The present invention relates generally to hybrid electric vehicles, and more particularly air conditioning for belt-alternator-starter hybrid electric vehicles.
Some types of hybrid vehicles do not have the capability to provide air conditioning comfort when the vehicle engine is off. To improve the overall fuel economy of the vehicles, however, it is generally preferable to have the engine off as often as possible. Nonetheless, not having continuous air conditioning capability may be unsatisfactory to vehicle occupants as compared to conventional vehicles where the engine runs all of the time, allowing for air conditioning whenever desired.
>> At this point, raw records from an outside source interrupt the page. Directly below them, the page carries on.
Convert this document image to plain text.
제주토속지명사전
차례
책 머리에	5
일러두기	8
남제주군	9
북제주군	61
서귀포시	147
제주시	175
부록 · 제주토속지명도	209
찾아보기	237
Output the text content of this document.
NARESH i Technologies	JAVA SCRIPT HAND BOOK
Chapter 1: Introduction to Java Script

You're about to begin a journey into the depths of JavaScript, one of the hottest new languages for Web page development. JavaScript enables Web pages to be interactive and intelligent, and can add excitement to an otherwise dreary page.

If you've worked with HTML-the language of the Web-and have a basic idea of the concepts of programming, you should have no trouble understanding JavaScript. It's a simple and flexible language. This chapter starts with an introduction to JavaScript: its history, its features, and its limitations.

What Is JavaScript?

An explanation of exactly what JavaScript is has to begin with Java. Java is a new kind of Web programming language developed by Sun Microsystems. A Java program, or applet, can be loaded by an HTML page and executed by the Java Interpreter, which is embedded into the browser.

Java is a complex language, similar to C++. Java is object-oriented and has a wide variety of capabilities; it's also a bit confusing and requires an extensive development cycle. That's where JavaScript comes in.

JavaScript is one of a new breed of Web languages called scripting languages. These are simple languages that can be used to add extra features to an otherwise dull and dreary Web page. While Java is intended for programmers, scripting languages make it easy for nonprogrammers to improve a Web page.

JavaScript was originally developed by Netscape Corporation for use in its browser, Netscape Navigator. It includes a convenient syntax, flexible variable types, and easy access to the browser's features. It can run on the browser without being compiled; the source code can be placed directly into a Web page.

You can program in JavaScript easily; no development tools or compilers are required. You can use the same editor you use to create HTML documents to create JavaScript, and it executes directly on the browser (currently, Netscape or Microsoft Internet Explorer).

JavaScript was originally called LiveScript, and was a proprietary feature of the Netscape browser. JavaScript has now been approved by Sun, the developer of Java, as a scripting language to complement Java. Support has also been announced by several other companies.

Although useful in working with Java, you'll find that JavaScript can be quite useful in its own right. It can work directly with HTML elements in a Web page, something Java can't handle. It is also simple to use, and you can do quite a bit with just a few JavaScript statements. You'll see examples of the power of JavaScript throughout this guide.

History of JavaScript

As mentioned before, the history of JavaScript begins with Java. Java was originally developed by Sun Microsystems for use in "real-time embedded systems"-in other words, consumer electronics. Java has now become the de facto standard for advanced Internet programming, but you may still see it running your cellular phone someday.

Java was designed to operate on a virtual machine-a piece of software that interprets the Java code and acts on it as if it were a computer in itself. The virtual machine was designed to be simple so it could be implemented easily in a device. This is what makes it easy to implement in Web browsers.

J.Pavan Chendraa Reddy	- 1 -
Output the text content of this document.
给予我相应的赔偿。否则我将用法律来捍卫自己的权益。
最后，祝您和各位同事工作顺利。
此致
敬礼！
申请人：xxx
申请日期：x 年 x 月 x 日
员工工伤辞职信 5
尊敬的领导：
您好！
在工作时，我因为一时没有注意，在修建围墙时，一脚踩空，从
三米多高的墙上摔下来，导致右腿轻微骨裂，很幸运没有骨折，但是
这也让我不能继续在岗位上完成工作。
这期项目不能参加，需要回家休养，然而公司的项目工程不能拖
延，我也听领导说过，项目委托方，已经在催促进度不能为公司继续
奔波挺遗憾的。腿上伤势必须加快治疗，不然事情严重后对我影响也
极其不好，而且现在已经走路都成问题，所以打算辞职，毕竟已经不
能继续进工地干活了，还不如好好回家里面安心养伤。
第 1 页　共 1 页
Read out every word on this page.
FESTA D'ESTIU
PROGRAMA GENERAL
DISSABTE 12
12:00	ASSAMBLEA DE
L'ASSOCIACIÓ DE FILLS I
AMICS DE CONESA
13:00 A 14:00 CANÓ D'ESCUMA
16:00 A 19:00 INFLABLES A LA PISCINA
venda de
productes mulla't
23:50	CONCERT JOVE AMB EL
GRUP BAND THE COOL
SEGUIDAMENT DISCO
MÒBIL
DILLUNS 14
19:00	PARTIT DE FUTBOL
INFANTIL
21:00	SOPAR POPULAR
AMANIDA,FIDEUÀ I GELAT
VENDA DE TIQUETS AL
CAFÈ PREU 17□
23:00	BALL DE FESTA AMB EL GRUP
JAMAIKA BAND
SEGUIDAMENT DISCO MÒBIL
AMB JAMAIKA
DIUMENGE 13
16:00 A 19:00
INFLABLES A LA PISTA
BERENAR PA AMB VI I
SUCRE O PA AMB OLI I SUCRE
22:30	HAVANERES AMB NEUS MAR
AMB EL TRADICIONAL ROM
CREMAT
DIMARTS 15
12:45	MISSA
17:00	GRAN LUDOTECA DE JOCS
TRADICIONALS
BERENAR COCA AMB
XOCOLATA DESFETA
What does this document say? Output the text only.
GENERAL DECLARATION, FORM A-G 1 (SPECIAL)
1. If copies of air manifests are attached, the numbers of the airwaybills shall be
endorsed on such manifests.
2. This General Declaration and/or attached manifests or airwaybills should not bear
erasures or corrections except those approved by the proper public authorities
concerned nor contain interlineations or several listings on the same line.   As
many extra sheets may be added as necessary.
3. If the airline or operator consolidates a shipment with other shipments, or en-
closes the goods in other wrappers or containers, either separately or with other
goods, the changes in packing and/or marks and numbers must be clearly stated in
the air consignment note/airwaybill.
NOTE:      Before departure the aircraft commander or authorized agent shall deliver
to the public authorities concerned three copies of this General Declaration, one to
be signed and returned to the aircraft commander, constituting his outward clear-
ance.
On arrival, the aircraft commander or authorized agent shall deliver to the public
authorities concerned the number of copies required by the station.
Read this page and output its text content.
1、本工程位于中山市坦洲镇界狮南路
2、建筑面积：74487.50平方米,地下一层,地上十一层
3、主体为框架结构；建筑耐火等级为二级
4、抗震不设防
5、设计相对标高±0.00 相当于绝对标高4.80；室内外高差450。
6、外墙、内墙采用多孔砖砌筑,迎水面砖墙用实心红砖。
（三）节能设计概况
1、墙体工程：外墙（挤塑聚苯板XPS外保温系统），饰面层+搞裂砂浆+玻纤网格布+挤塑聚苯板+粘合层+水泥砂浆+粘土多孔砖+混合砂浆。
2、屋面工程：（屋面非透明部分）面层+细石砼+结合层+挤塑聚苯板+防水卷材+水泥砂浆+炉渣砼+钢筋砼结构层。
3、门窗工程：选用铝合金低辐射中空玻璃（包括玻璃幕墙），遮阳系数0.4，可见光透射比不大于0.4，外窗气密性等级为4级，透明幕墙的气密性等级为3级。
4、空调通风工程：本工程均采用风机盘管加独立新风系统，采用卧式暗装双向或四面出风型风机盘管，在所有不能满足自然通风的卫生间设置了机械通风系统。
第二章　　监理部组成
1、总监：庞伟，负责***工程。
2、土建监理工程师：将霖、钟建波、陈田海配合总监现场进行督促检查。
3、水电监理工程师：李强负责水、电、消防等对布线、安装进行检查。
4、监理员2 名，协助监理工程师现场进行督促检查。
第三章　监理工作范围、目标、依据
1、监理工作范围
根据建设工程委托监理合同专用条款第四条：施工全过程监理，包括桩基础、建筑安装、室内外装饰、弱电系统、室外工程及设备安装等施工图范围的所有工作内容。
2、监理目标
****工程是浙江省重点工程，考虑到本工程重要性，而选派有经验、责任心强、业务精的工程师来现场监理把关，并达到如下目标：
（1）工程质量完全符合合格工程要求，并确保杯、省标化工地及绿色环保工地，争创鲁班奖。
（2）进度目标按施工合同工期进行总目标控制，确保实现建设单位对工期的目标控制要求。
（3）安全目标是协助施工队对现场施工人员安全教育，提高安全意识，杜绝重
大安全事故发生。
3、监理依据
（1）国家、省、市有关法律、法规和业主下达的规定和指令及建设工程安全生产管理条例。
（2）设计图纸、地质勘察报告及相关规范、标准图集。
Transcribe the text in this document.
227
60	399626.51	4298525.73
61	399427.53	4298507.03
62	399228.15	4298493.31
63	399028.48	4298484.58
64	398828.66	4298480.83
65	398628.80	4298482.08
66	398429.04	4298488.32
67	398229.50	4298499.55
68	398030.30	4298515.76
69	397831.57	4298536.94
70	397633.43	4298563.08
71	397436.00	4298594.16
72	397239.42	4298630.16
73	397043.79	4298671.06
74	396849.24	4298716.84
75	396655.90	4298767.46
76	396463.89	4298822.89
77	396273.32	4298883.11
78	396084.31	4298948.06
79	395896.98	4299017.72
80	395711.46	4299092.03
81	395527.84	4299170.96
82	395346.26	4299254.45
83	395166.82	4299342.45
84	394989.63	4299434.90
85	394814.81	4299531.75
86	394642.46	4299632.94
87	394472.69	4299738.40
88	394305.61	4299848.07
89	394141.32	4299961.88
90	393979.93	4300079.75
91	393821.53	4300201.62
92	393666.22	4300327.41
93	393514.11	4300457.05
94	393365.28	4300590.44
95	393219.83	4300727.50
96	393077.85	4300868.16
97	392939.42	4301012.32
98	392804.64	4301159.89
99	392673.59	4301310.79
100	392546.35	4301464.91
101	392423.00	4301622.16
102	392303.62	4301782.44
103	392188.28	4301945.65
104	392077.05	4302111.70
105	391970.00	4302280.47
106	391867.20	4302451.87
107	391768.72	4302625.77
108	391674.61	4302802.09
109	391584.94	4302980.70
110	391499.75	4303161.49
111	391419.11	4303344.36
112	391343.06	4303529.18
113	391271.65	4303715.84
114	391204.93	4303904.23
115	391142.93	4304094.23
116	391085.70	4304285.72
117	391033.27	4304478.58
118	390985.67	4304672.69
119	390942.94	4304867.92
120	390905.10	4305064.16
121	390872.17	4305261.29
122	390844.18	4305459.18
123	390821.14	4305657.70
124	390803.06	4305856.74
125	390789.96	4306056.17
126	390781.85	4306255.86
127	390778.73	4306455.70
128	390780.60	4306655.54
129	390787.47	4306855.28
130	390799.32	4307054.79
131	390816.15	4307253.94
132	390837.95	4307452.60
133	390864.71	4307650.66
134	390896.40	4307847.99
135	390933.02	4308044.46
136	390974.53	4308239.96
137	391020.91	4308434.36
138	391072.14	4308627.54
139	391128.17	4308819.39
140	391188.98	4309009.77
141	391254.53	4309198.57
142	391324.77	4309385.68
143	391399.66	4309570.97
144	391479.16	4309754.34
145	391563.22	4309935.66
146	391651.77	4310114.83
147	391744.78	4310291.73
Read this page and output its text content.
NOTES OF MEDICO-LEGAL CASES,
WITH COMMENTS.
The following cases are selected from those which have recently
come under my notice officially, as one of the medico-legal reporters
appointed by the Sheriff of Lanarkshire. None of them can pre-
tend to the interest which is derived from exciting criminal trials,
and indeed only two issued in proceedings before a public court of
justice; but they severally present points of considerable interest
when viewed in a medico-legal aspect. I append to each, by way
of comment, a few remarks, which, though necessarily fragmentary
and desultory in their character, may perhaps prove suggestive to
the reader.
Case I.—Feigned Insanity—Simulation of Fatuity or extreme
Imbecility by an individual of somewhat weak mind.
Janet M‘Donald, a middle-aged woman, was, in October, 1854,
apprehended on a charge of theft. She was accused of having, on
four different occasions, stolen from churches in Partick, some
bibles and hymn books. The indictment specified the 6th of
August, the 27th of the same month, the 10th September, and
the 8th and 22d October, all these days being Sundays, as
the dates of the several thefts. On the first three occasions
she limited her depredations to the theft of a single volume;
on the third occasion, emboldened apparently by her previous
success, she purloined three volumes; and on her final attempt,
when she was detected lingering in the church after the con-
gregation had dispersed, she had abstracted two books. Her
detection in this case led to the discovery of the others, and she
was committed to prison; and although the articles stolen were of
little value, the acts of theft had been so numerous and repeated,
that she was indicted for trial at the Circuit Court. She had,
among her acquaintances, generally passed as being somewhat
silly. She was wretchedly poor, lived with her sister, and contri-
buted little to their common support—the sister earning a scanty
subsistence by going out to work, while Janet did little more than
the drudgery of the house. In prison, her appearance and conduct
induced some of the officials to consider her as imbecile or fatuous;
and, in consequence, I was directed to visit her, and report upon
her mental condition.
In order to alleviate this concern, some have proposed systems for hybrid vehicles that provide air conditioning even when the engine is off. For example, some hybrid vehicles include refrigerant compressors that have their own electric motor to drive them. Then, the compressor is driven independently of the engine. Others take this one step further by not only having a separate motor to drive the refrigerant compressor, but also allowing for dual drive where the compressor is driven directly off of the accessory drive belt. However, both of these solutions adds to the weight and cost of the vehicle due to the addition of the extra compressor motor as well as the electronics and cables to operate the motor. Still others have attempted to alleviate this concern by providing thermal storage systems that allow for air conditioning comfort during engine off vehicle operation. But these thermal storage systems still add significant cost and require additional packaging space for the air conditioning system, and some only provide the air conditioning comfort for limited amounts of time before the engine must be restarted.